Shell's upstream international director Andy Brown said the company was pleased to expad its position in a future LNG project.
"This is a good deal, not only because it aligns with Shell's strategy of bigger direct stakes in key gas resources, but because it also helps to simplify the ownership of the Browse fields."
Shell's stake in the two Browse fields will be 25 per cent and 35 per cent respectively. Other equity holders are Woodside (operator), BHP Billiton, BP and Mitsui-Mitsubishi, which bought into the project earlier this year.
Premier Colin Barnett asserted today that the latest deal may pave the way for more ownership changes, including Chinese investment.
"It reduces the number of participants from six down to five in the Browse Basin and leaves space for China to come in as an equity holder," Mr Barnett told ABC radio on Tuesday.
"Chevron concentrating on its other two LNG projects, the Japanese coming in as a buyer (and) an investor, and the high prospect of the Chinese doing the same is all part of the shuffling and the re-arranging of ownership, which is good news for the development."
Chevron vice-chairman George Kirkland said the asset exchange fitted strategically with the company's long-term plans to extend its Wheatstone area resource base and create expansion opportunities.
Chevron Asia Pacific exploration and production president Melody Meyer said Australia was a key focus area for Chevron, evidenced by its investment and development of the Gorgon and Wheatstone projects in the Pilbara region.
"Consolidating our Carnarvon Basin position furthers our progress towards becoming a leading liquefied natural and domestic gas producer in Australia and Asia-Pacific."
Chevron will retain its exploration rights in three separate Browse basin exploration leases.
As operator of the Browse project, Woodside has been working to establish a multi billion-dollar gas hub at James Price Point, which has divided the community in the nearby tourist town of Broome.
Other companies involved were considering piping gas from the Browse fields further south to the existing gas plant at Karratha.

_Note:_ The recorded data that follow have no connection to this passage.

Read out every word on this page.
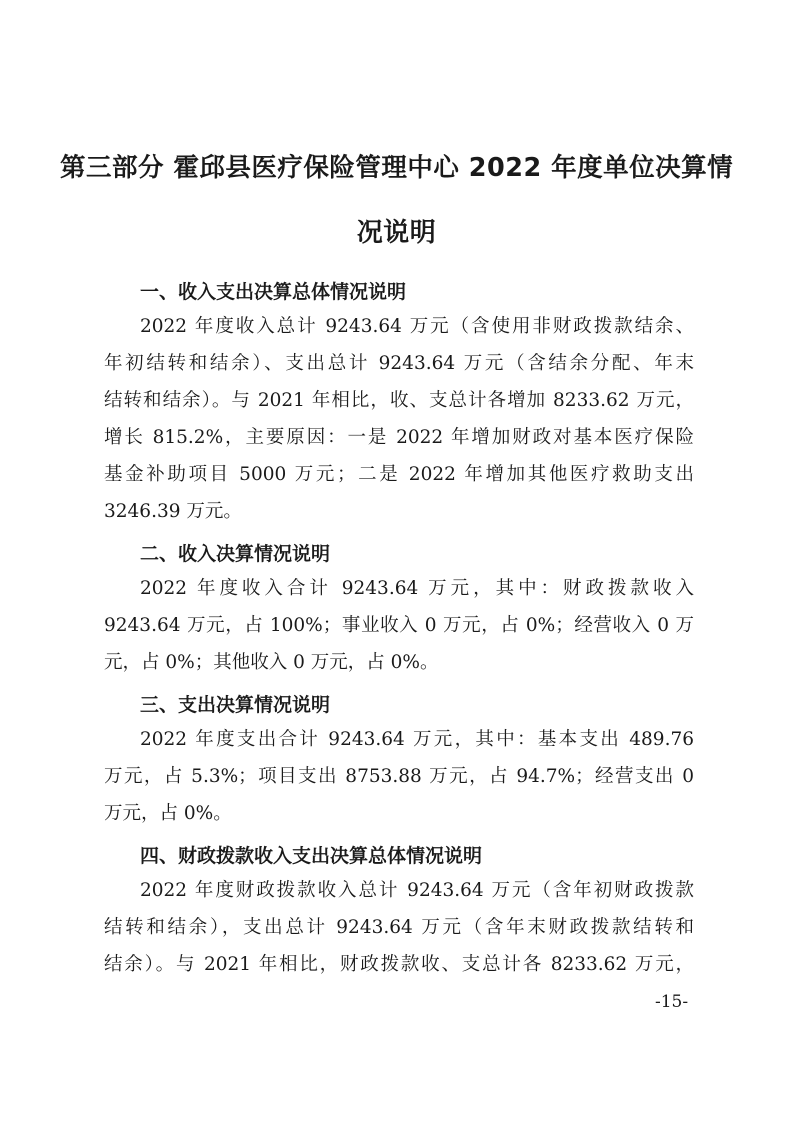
第三部分 霍邱县医疗保险管理中心 2022 年度单位决算情
况说明
一、收入支出决算总体情况说明

2022 年度收入总计 9243.64 万元（含使用非财政拨款结余、

年初结转和结余）、支出总计 9243.64 万元（含结余分配、年末

结转和结余）。与 2021 年相比，收、支总计各增加 8233.62 万元，

增长 815.2%，主要原因：一是 2022 年增加财政对基本医疗保险

基金补助项目 5000 万元；二是 2022 年增加其他医疗救助支出

3246.39 万元。

二、收入决算情况说明

2022 年度收入合计 9243.64 万元，其中：财政拨款收入

9243.64 万元，占 100%；事业收入 0 万元，占 0%；经营收入 0 万

元，占 0%；其他收入 0 万元，占 0%。

三、支出决算情况说明

2022 年度支出合计 9243.64 万元，其中：基本支出 489.76

万元，占 5.3%；项目支出 8753.88 万元，占 94.7%；经营支出 0

万元，占 0%。

四、财政拨款收入支出决算总体情况说明

2022 年度财政拨款收入总计 9243.64 万元（含年初财政拨款

结转和结余），支出总计 9243.64 万元（含年末财政拨款结转和

结余）。与 2021 年相比，财政拨款收、支总计各 8233.62 万元，

-15-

The situation has also been divisive among the traditional owners of the land, some of whom support the development of an LNG plant at James Price Point while others vehemently oppose it.
The premier today reiterated his preference for the James Price Point project site, rather than piping the gas to Karratha.
He said joint venture partners had told him they wanted to "keep that as an option".
While he could not force the joint venture to pipe the Browse gas south to the Pilbara, he warned "they may lose the gas rights".
Mr Barnett also said the project could be delayed by a year or so amid uncertain market conditions.
Earlier this year, he said Chinese parties had flagged interest in taking a stake in Browse of up to 25 per cent.
Opposition Leader Mark McGowan labelled Mr Barnett's comments regarding the possibility of the project's proponents losing their gas rights as "interventionism".
"Let the companies make a commercial decision," he told reporters.
"Threatening companies that employ tens of thousands of West Australians is the wrong way to go."
Mr McGowan also took a swipe at the government's bid to compulsorily acquire unallocated Crown land at James Price Point for the hub.
He had flagged the possibility in 2008 when potential sites were being short-listed in response to a dispute between rival native title claimants.
The government was earlier this year forced to resubmit documentation for the compulsory acquisition after the paperwork was deemed invalid.
Mr McGowan said the process had been disastrously managed.
"And what you see is a range of companies expressing no confidence in Mr Barnett's handling of this matter," he said.
"He has caused huge disharmony in Broome, he has caused massive disharmony in the indigenous community of the Kimberley."
Mr McGowan said the joint venture's delays in reaching a final decision to proceed with the project pointed to a "failed process", while Mr Barnett flagged the possibility of further hold-ups in an uncertain broader market.